How can we selectively protect the hydroxyl group on the C6 (primary) hydroxyl?

Answer 36

By using a sterically demanding protecting group e.g. triphenyl methyl ester (trityl, Tr)

Question 37

What are the conditions for the selective protection of the C6 hydroxyl?

Answer 37

TrCl + base

Question 38

What are the conditions for the deprotection of Tr?

Answer 38

Mild acid e.g. ethanoic acid

Question 39

How can we install an acetyl ester (Ac) protecting group?

Answer 39

Ac₂O + pyridine

Question 40

How can we remove an acetyl ester (Ac) protecting group?

Answer 40

NaOMe

Question 41

How can we install a benzoyl ester (Bz) protecting group?

Answer 41

Benzoyl chloride +pyridine

Question 42

How can we remove a benzoyl ester (Bz) protecting group?

Answer 42

NaOMe

Question 43

How can we selectively protect the C4 and C6 hydroxyl groups?

Answer 43

Using PhCH(OMe)₂ and acid (creates a benzylidene ester)

Question 44

How can we remove the benzylidene ester protecting group over the C4-C6 carbons?

Answer 44

H₂, Pd/C

Question 45

How can we selectively protect the C6 position from a benzylidene ester?

Answer 45

Reducing with NaBH₄

Question 46

How can we selectively protect the C4 position from a benzylidene ester?

Answer 46

Reducing with LiAlH₄

Question 47

By what intermediate do glycosidic bonds form?

Answer 47

The oxocarbenium ion

Question 48

How do we attach a Br to the C1 position from an unprotected sugar?

Answer 48

Protect with Ac (by Ac₂O + pyridine), and then react with HBr

Question 49

How can bromine at the C1 position be activated?

Answer 49

By using Ag₂CO₃ or AgOTf

Question 50

How can we attach a trichloroacetimidate group onto the C1 position?

Answer 50

Deprotonate the deprotected C1 hydroxyl using NaH and react with trichloroacetonitrile (with an acidic workup)

Question 51

How can the trichloroacetimidate group be activated?

Answer 51

Using a Lewis acid such as TMSOTf

Question 52

How can we attach a thioether group onto the C1 position?

Answer 52

React a fully protected sugar with HBr, and then add Ph-SH with Ag₂CO₃ and BF₃

Question 53

How can we activate a thioether group?

Answer 53

Iodination with N-iodosuccinimide (NIS) + acid

Methylation with Methyltriflate (MeOTf) or trimethylsilyltriflate (TMSOTf)

Oxidation (e.g. mCPBA) followed by triflic anhydride (Tf₂O)

Question 54

What are two reasons for the anomeric effect?

Answer 54

Dipole Minimisation

Hyperconjugation

Question 55

How does dipole minimisation lead to the anomeric effect?

Answer 55

In the beta-anomer, the dipoles of the endocyclic oxygen and the anomeric oxygen are partially aligned, which causes an unfavourable repulsion

Question 56

How does hyperconjugation lead to the anomeric effect?

Answer 56

In the alpha anomer, there is orbital overlap between the axial lone electron pair on the endocyclic oxygen and the antibonding sigma* orbital of the axial C-O bond.
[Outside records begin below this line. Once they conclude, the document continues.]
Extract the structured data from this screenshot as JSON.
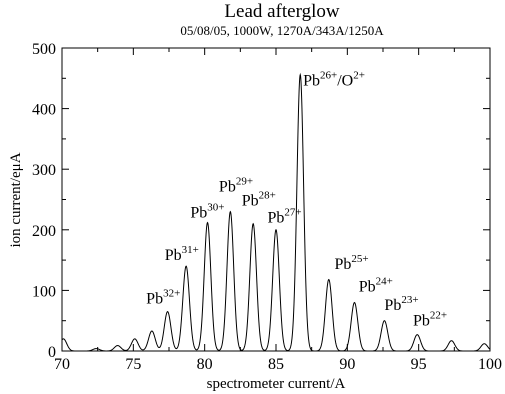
{
  "chart_data": {
    "type": "line",
    "title": "Lead afterglow",
    "subtitle": "05/08/05, 1000W, 1270A/343A/1250A",
    "xlabel": "spectrometer current/A",
    "ylabel": "ion current/eμA",
    "xlim": [
      70,
      100
    ],
    "ylim": [
      0,
      500
    ],
    "x_ticks": [
      "70",
      "75",
      "80",
      "85",
      "90",
      "95",
      "100"
    ],
    "y_ticks": [
      "0",
      "100",
      "200",
      "300",
      "400",
      "500"
    ],
    "grid": false,
    "legend": "none",
    "line_color": "#000000",
    "peaks": [
      {
        "x": 70.1,
        "y": 20
      },
      {
        "x": 72.4,
        "y": 4
      },
      {
        "x": 73.9,
        "y": 9
      },
      {
        "x": 75.1,
        "y": 20
      },
      {
        "x": 76.3,
        "y": 33
      },
      {
        "x": 77.4,
        "y": 65
      },
      {
        "x": 78.7,
        "y": 140
      },
      {
        "x": 80.2,
        "y": 212
      },
      {
        "x": 81.8,
        "y": 230
      },
      {
        "x": 83.4,
        "y": 210
      },
      {
        "x": 85.0,
        "y": 200
      },
      {
        "x": 86.7,
        "y": 456
      },
      {
        "x": 88.7,
        "y": 118
      },
      {
        "x": 90.5,
        "y": 80
      },
      {
        "x": 92.6,
        "y": 50
      },
      {
        "x": 94.9,
        "y": 27
      },
      {
        "x": 97.3,
        "y": 17
      },
      {
        "x": 99.6,
        "y": 12
      }
    ],
    "annotations": [
      {
        "base": "Pb",
        "sup": "32+",
        "x": 75.9,
        "y": 78
      },
      {
        "base": "Pb",
        "sup": "31+",
        "x": 77.2,
        "y": 150
      },
      {
        "base": "Pb",
        "sup": "30+",
        "x": 79.0,
        "y": 220
      },
      {
        "base": "Pb",
        "sup": "29+",
        "x": 81.0,
        "y": 263
      },
      {
        "base": "Pb",
        "sup": "28+",
        "x": 82.6,
        "y": 240
      },
      {
        "base": "Pb",
        "sup": "27+",
        "x": 84.4,
        "y": 212
      },
      {
        "base": "Pb",
        "sup": "26+",
        "x": 86.9,
        "y": 438,
        "suffix": "/O",
        "sup2": "2+"
      },
      {
        "base": "Pb",
        "sup": "25+",
        "x": 89.1,
        "y": 135
      },
      {
        "base": "Pb",
        "sup": "24+",
        "x": 90.8,
        "y": 98
      },
      {
        "base": "Pb",
        "sup": "23+",
        "x": 92.6,
        "y": 68
      },
      {
        "base": "Pb",
        "sup": "22+",
        "x": 94.6,
        "y": 42
      }
    ]
  }
}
This leads to a stabilising interaction which lowers the molecule’s energy

Question 57

What is neighbouring group participation?

Answer 57

If the protecting group on the C2 carbon is equatorial OAc, attack from above is promoted and hence the beta-anomer is formed

If the protecting group on the C2 carbon is axial OAc, attack from the bottom is promoted and hence the alpha-anomer is formed

Question 58

How does the choice of solvent impact the stereochemistry of the anomeric carbon?

Answer 58

If the solvent is nucleophilic (e.g. acetonitrile), it promotes the beta-anomer being formed as the solvent will react with the oxocarbenium ion, and then be replaced by an SN2 reaction

If the solvent is non-nucleophilic, the alpha-anomer is preferred, as per the anomeric effect

Question 59

How does the reactivity of the nucleophile impact the stereochemistry of the anomeric carbon?

Answer 59

The more reactive the nucleophile, the more likely it is to proceed by an SN2 reaction, hence not fully forming the oxocarbenium ion. This leads to the beta anomer (anomeric effect has no impact)